Confusion matrix on the validation set
Confusion matrix on the validation set.

Resume & inference

# Resume best
ckpt = torch.load(RUNS/"best.pt", map_location=device)
model.load_state_dict(ckpt["model"])
class_names = ckpt["classes"]


# Single image inference
from PIL import Image
infer_tf = transforms.Compose([transforms.Resize(256), transforms.CenterCrop(224), transforms.ToTensor()])
p = next(iter((DATA/class_names[0]).glob("*.jpg")))  # take one
im = Image.open(p).convert("RGB")
x = infer_tf(im).unsqueeze(0).to(device)
with torch.no_grad():
    prob = torch.softmax(model(x), dim=1).squeeze(0).cpu().tolist()
pred = class_names[int(np.argmax(prob))]
print("Pred:", pred, "Probs:", dict(zip(class_names, [round(v,3) for v in prob])))

FAQ

GPU runs out of memory

Lower BATCH (e.g., 16 → 8 → 4). You can also resize smaller (e.g., 224 → 160) or switch to CPU temporarily.

Training is too slow

Increase num_workers in DataLoader (try 4 or 8).
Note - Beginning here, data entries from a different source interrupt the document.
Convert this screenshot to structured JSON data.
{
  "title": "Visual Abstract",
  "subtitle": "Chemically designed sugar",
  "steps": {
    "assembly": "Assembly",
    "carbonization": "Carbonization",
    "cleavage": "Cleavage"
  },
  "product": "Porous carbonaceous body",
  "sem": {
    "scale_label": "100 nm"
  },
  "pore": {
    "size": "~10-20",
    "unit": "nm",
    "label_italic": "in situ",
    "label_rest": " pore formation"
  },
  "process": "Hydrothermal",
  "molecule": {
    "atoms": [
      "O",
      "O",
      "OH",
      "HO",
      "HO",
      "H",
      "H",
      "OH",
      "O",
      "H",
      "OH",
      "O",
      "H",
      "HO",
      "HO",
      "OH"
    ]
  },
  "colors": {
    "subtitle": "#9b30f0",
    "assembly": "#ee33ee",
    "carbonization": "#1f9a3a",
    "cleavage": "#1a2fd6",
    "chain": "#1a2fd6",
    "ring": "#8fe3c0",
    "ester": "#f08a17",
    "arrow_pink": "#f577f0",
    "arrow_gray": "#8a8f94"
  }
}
Ensure your dataset lives on the local disk (inside the container).

Can I use a pretrained model?

Yes. If internet access allows weight download, swap the model with torchvision.models.resnet18(weights='DEFAULT') and replace the head to match num_classes.

Make it run → Make it right → Make it fast.